ガンまる、タリスに乗るの記事に応援クリックしてくださった皆さん、どうもありがとうございます。m(__)m たくさんの方たちから応援クリックを賜り、心より御礼申し上げます。日本ほどではありませんが、日中のパリはとても暑いです。(苦笑)暑いので、ホテルの部屋に備え付けのクーラーを付けたまま寝たのですが、寝苦しくて目が覚めてしまいました。窓を開けてみたら、外のほうが涼しかったです。どうやら、日中と夜の気温さが激しいようですね。

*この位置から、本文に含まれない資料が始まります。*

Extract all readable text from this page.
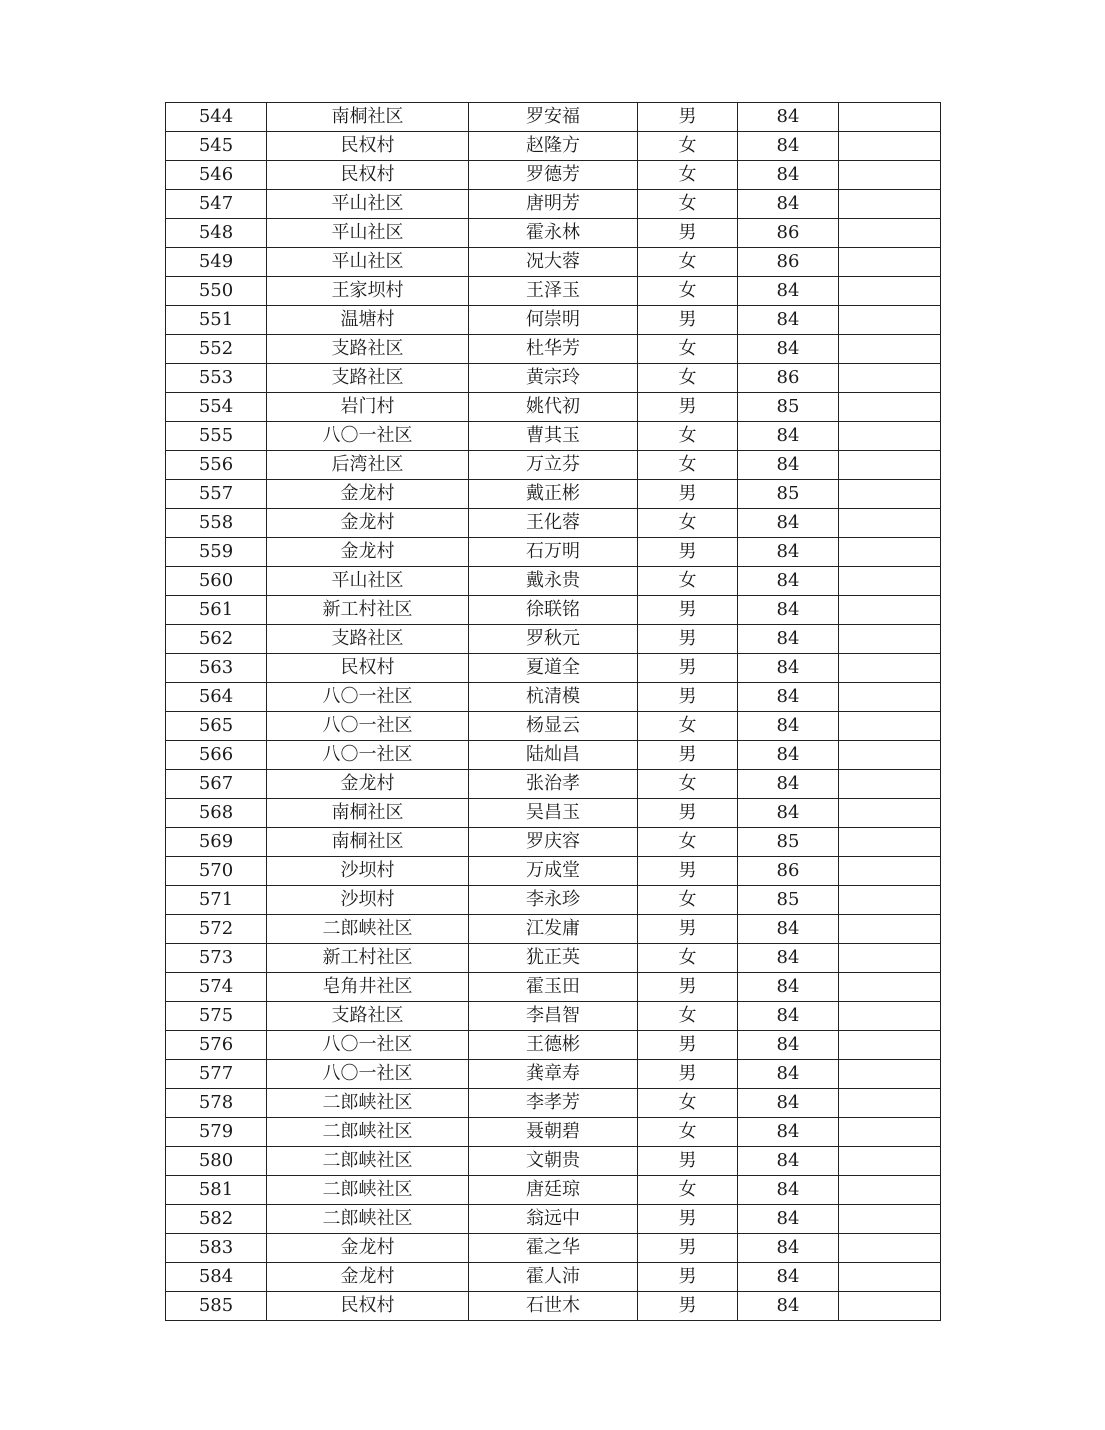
544	南桐社区	罗安福	男	84	
545	民权村	赵隆方	女	84	
546	民权村	罗德芳	女	84	
547	平山社区	唐明芳	女	84	
548	平山社区	霍永林	男	86	
549	平山社区	况大蓉	女	86	
550	王家坝村	王泽玉	女	84	
551	温塘村	何崇明	男	84	
552	支路社区	杜华芳	女	84	
553	支路社区	黄宗玲	女	86	
554	岩门村	姚代初	男	85	
555	八〇一社区	曹其玉	女	84	
556	后湾社区	万立芬	女	84	
557	金龙村	戴正彬	男	85	
558	金龙村	王化蓉	女	84	
559	金龙村	石万明	男	84	
560	平山社区	戴永贵	女	84	
561	新工村社区	徐联铭	男	84	
562	支路社区	罗秋元	男	84	
563	民权村	夏道全	男	84	
564	八〇一社区	杭清模	男	84	
565	八〇一社区	杨显云	女	84	
566	八〇一社区	陆灿昌	男	84	
567	金龙村	张治孝	女	84	
568	南桐社区	吴昌玉	男	84	
569	南桐社区	罗庆容	女	85	
570	沙坝村	万成堂	男	86	
571	沙坝村	李永珍	女	85	
572	二郎峡社区	江发庸	男	84	
573	新工村社区	犹正英	女	84	
574	皂角井社区	霍玉田	男	84	
575	支路社区	李昌智	女	84	
576	八〇一社区	王德彬	男	84	
577	八〇一社区	龚章寿	男	84	
578	二郎峡社区	李孝芳	女	84	
579	二郎峡社区	聂朝碧	女	84	
580	二郎峡社区	文朝贵	男	84	
581	二郎峡社区	唐廷琼	女	84	
582	二郎峡社区	翁远中	男	84	
583	金龙村	霍之华	男	84	
584	金龙村	霍人沛	男	84	
585	民权村	石世木	男	84	
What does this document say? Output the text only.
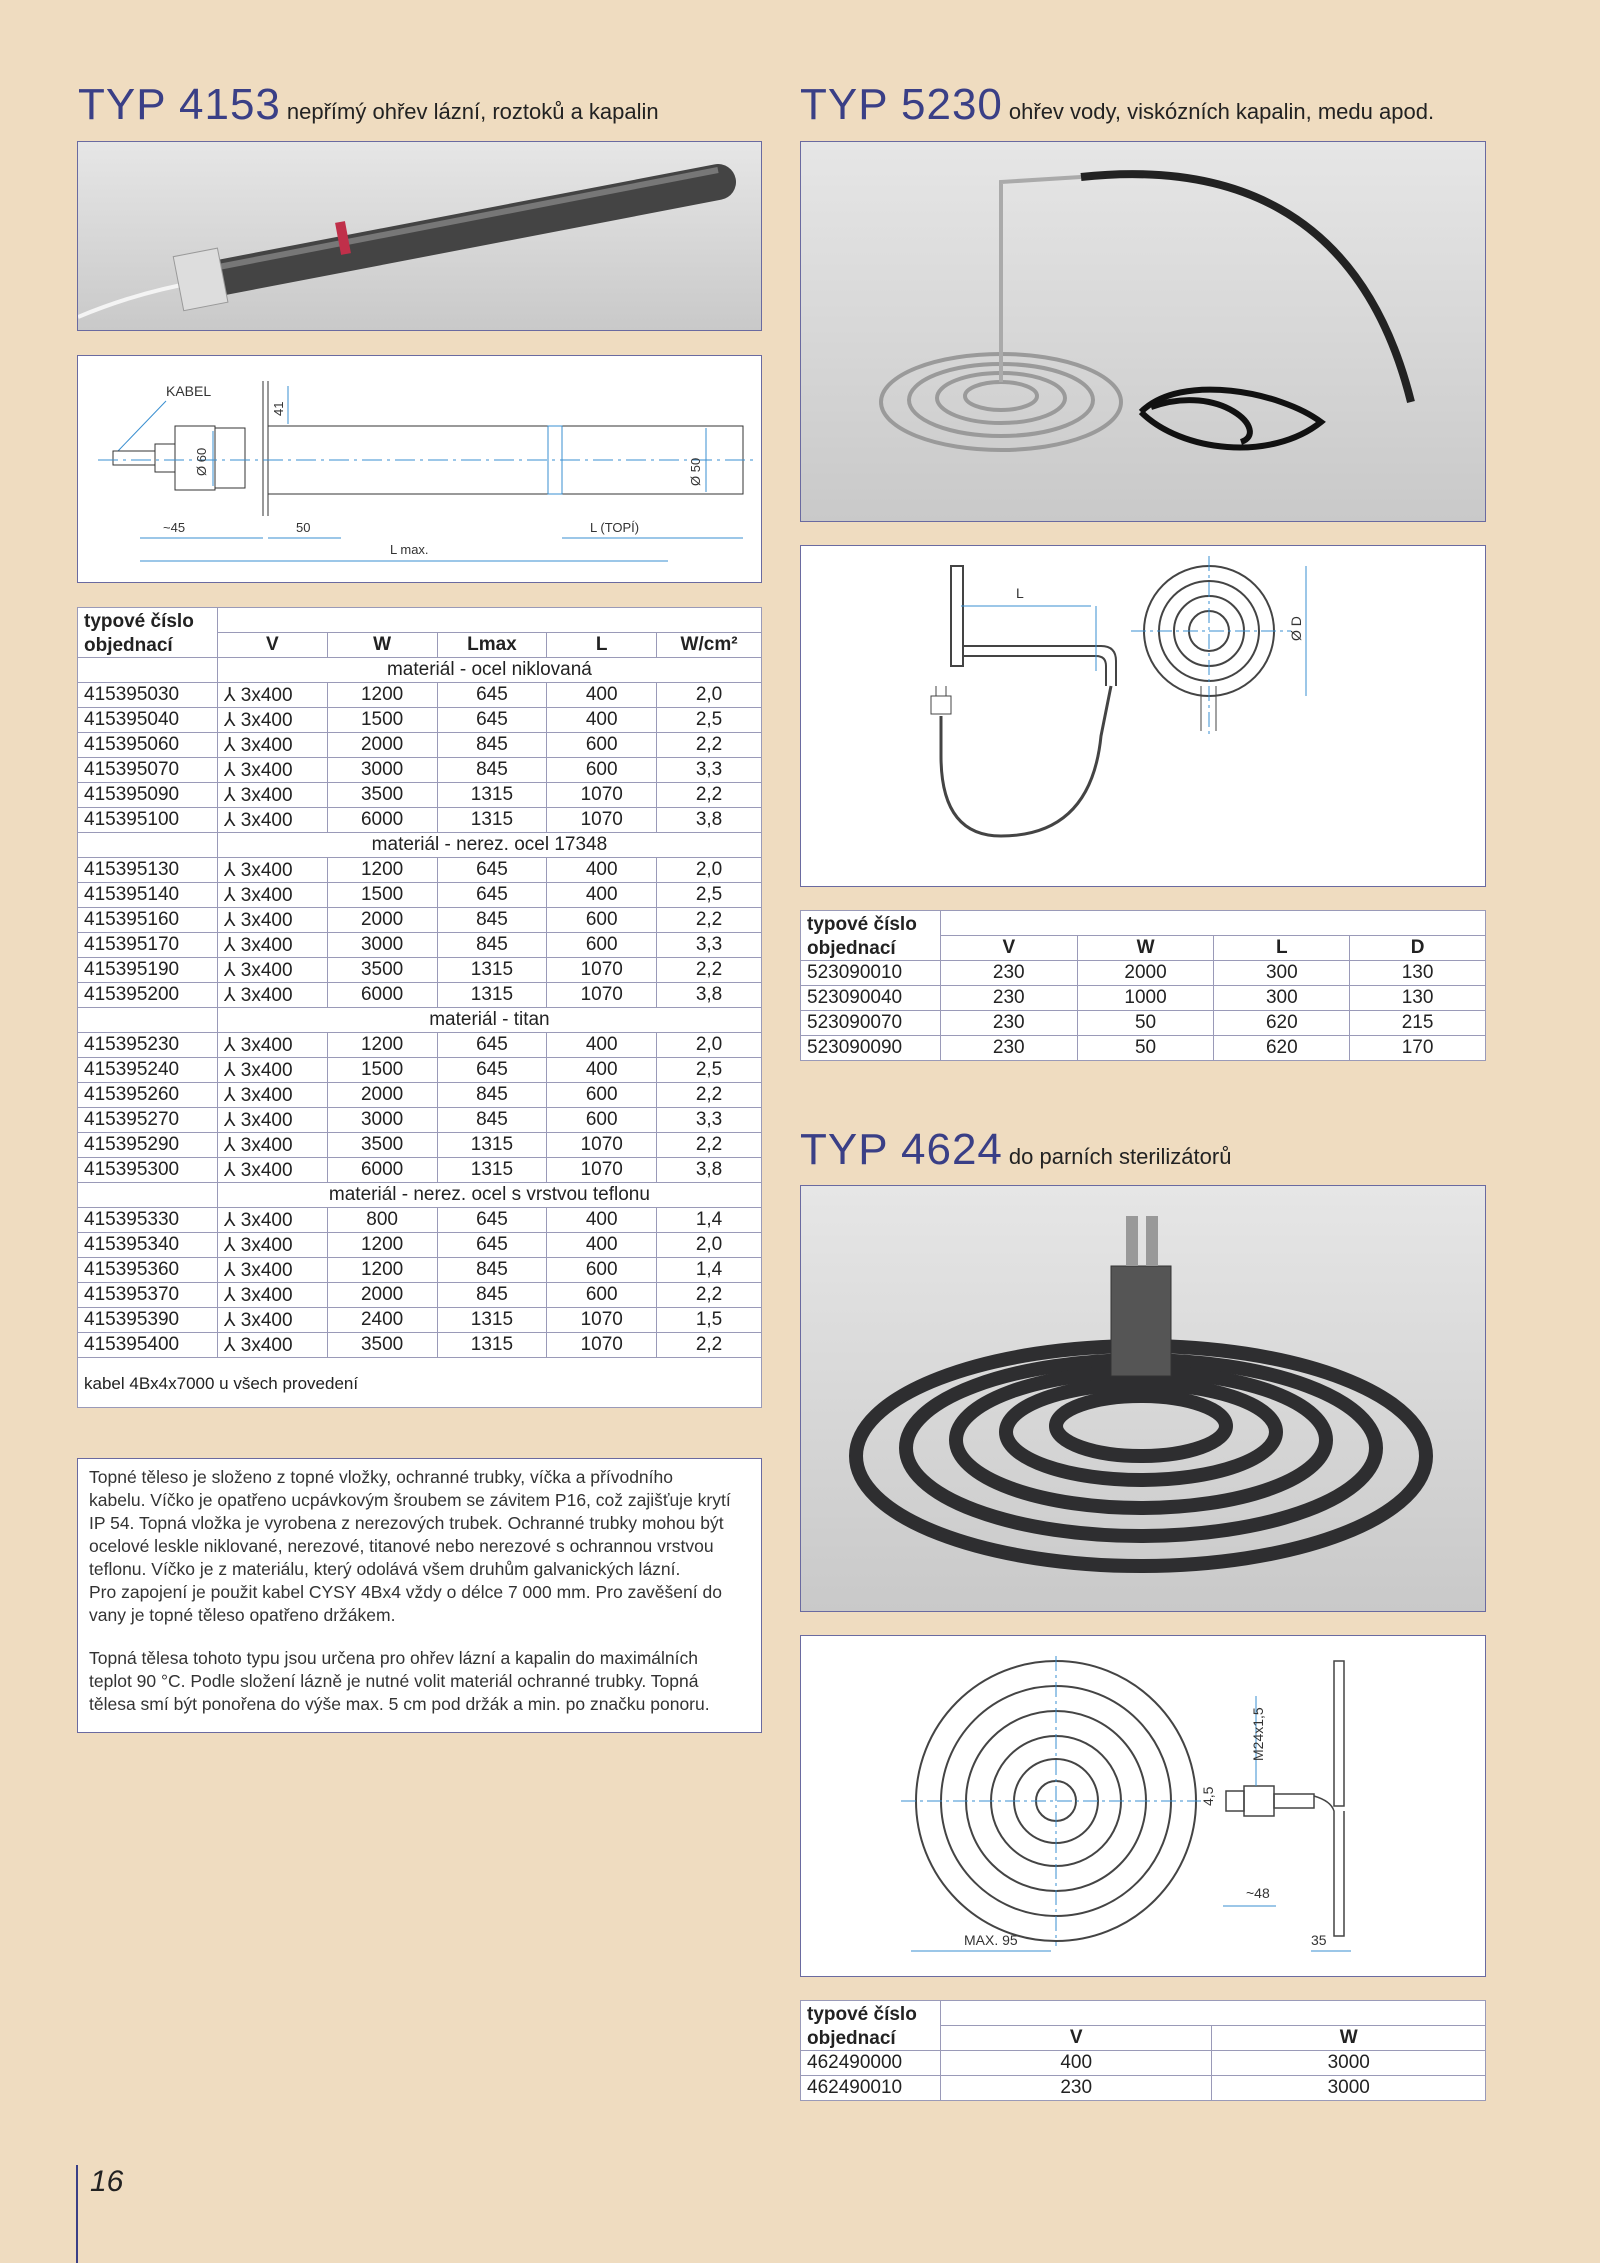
TYP 4153 nepřímý ohřev lázní, roztoků a kapalin	TYP 5230 ohřev vody, viskózních kapalin, medu apod.
TYP 4624 do parních sterilizátorů
KABEL
41
Ø 60	Ø 50
~45	50	L (TOPÍ)
L max.
typové číslo					
objednací	V	W	Lmax	L	W/cm²
	materiál - ocel niklovaná				
415395030	⅄ 3x400	1200	645	400	2,0
415395040	⅄ 3x400	1500	645	400	2,5
415395060	⅄ 3x400	2000	845	600	2,2
415395070	⅄ 3x400	3000	845	600	3,3
415395090	⅄ 3x400	3500	1315	1070	2,2
415395100	⅄ 3x400	6000	1315	1070	3,8
	materiál - nerez. ocel 17348				
415395130	⅄ 3x400	1200	645	400	2,0
415395140	⅄ 3x400	1500	645	400	2,5
415395160	⅄ 3x400	2000	845	600	2,2
415395170	⅄ 3x400	3000	845	600	3,3
415395190	⅄ 3x400	3500	1315	1070	2,2
415395200	⅄ 3x400	6000	1315	1070	3,8
	materiál - titan				
415395230	⅄ 3x400	1200	645	400	2,0
415395240	⅄ 3x400	1500	645	400	2,5
415395260	⅄ 3x400	2000	845	600	2,2
415395270	⅄ 3x400	3000	845	600	3,3
415395290	⅄ 3x400	3500	1315	1070	2,2
415395300	⅄ 3x400	6000	1315	1070	3,8
	materiál - nerez. ocel s vrstvou teflonu				
415395330	⅄ 3x400	800	645	400	1,4
415395340	⅄ 3x400	1200	645	400	2,0
415395360	⅄ 3x400	1200	845	600	1,4
415395370	⅄ 3x400	2000	845	600	2,2
415395390	⅄ 3x400	2400	1315	1070	1,5
415395400	⅄ 3x400	3500	1315	1070	2,2

kabel 4Bx4x7000 u všech provedení					
Topné těleso je složeno z topné vložky, ochranné trubky, víčka a přívodního
kabelu. Víčko je opatřeno ucpávkovým šroubem se závitem P16, což zajišťuje krytí
IP 54. Topná vložka je vyrobena z nerezových trubek. Ochranné trubky mohou být
ocelové leskle niklované, nerezové, titanové nebo nerezové s ochrannou vrstvou
teflonu. Víčko je z materiálu, který odolává všem druhům galvanických lázní.
Pro zapojení je použit kabel CYSY 4Bx4 vždy o délce 7 000 mm. Pro zavěšení do
vany je topné těleso opatřeno držákem.
Topná tělesa tohoto typu jsou určena pro ohřev lázní a kapalin do maximálních
teplot 90 °C. Podle složení lázně je nutné volit materiál ochranné trubky. Topná
tělesa smí být ponořena do výše max. 5 cm pod držák a min. po značku ponoru.
L
Ø D
typové číslo				
objednací	V	W	L	D
523090010	230	2000	300	130
523090040	230	1000	300	130
523090070	230	50	620	215
523090090	230	50	620	170
M24x1,5
4,5
~48
MAX. 95	35
typové číslo		
objednací	V	W
462490000	400	3000
462490010	230	3000
16
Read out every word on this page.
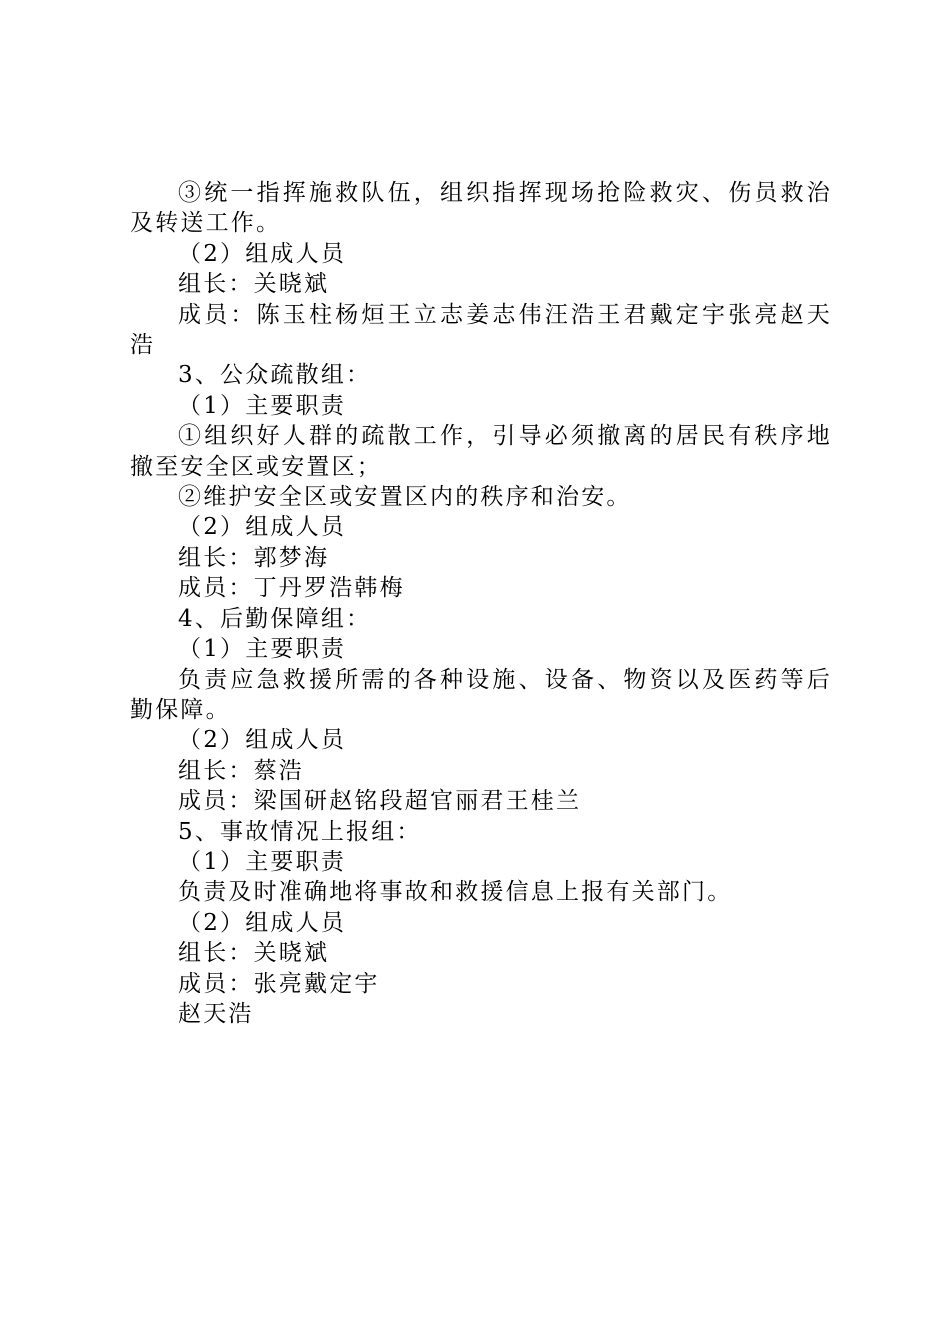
③统一指挥施救队伍，组织指挥现场抢险救灾、伤员救治及转送工作。

（2）组成人员

组长：关晓斌

成员：陈玉柱杨烜王立志姜志伟汪浩王君戴定宇张亮赵天浩

3、公众疏散组：

（1）主要职责

①组织好人群的疏散工作，引导必须撤离的居民有秩序地撤至安全区或安置区；

②维护安全区或安置区内的秩序和治安。

（2）组成人员

组长：郭梦海

成员：丁丹罗浩韩梅

4、后勤保障组：

（1）主要职责

负责应急救援所需的各种设施、设备、物资以及医药等后勤保障。

（2）组成人员

组长：蔡浩

成员：梁国研赵铭段超官丽君王桂兰

5、事故情况上报组：

（1）主要职责

负责及时准确地将事故和救援信息上报有关部门。

（2）组成人员

组长：关晓斌

成员：张亮戴定宇

赵天浩
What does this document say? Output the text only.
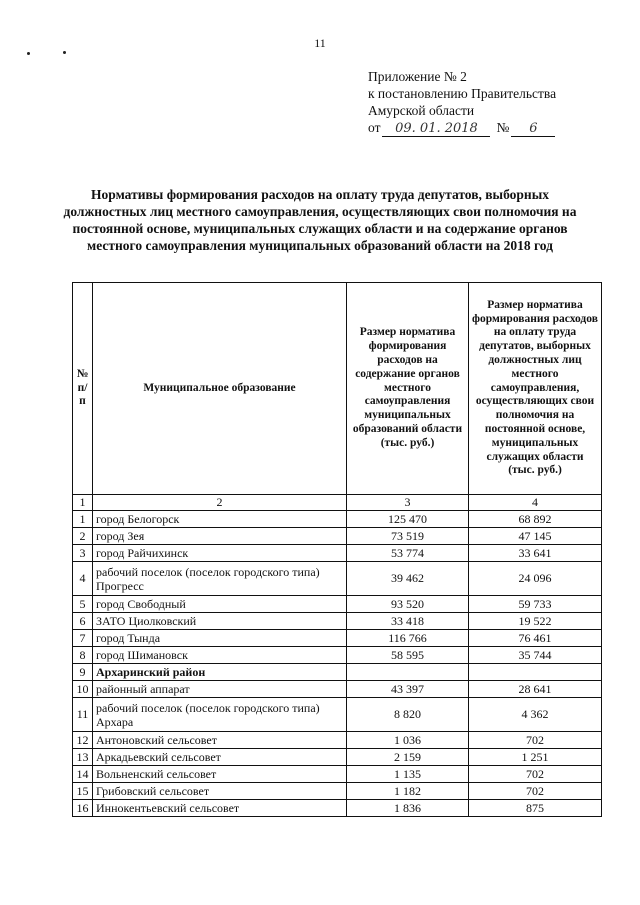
11
Приложение № 2
к постановлению Правительства
Амурской области
от	09. 01. 2018	№	6
Нормативы формирования расходов на оплату труда депутатов, выборных должностных лиц местного самоуправления, осуществляющих свои полномочия на постоянной основе, муниципальных служащих области и на содержание органов местного самоуправления муниципальных образований области на 2018 год
№ п/п	Муниципальное образование	Размер норматива формирования расходов на содержание органов местного самоуправления муниципальных образований области (тыс. руб.)	Размер норматива формирования расходов на оплату труда депутатов, выборных должностных лиц местного самоуправления, осуществляющих свои полномочия на постоянной основе, муниципальных служащих области (тыс. руб.)
1	2	3	4
1	город Белогорск	125 470	68 892
2	город Зея	73 519	47 145
3	город Райчихинск	53 774	33 641
4	рабочий поселок (поселок городского типа) Прогресс	39 462	24 096
5	город Свободный	93 520	59 733
6	ЗАТО Циолковский	33 418	19 522
7	город Тында	116 766	76 461
8	город Шимановск	58 595	35 744
9	Архаринский район		
10	районный аппарат	43 397	28 641
11	рабочий поселок (поселок городского типа) Архара	8 820	4 362
12	Антоновский сельсовет	1 036	702
13	Аркадьевский сельсовет	2 159	1 251
14	Вольненский сельсовет	1 135	702
15	Грибовский сельсовет	1 182	702
16	Иннокентьевский сельсовет	1 836	875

 ホテルで朝食バイキングをとったあと、最寄駅のGare du Nordからメトロに乗った。メトロに乗るとき、ガンモは一年前にパリで購入したメトロの回数券を私に差し出した。メトロの料金は、一年前よりも値上がりしているのだが、回数券そのものは有効期限がないため、使用できるはずだとガンモは言う。しかし、一年前の回数券で自動改札を通ったときに警告が出てしまうのは恥ずかしいので、私を実験台に使おうと思ったらしい。私は、喜んでその実験に臨んだ。実際、私が一年前の回数券を自動改札機に通しても、警告は出なかった。その様子を側で見守っていたガンモは、手元に残っていた一年前の回数券を自分用に一枚取り出して、安心して自動改札を通り抜けた。こうして私を実験台に使うとは、ガンモも小心者である。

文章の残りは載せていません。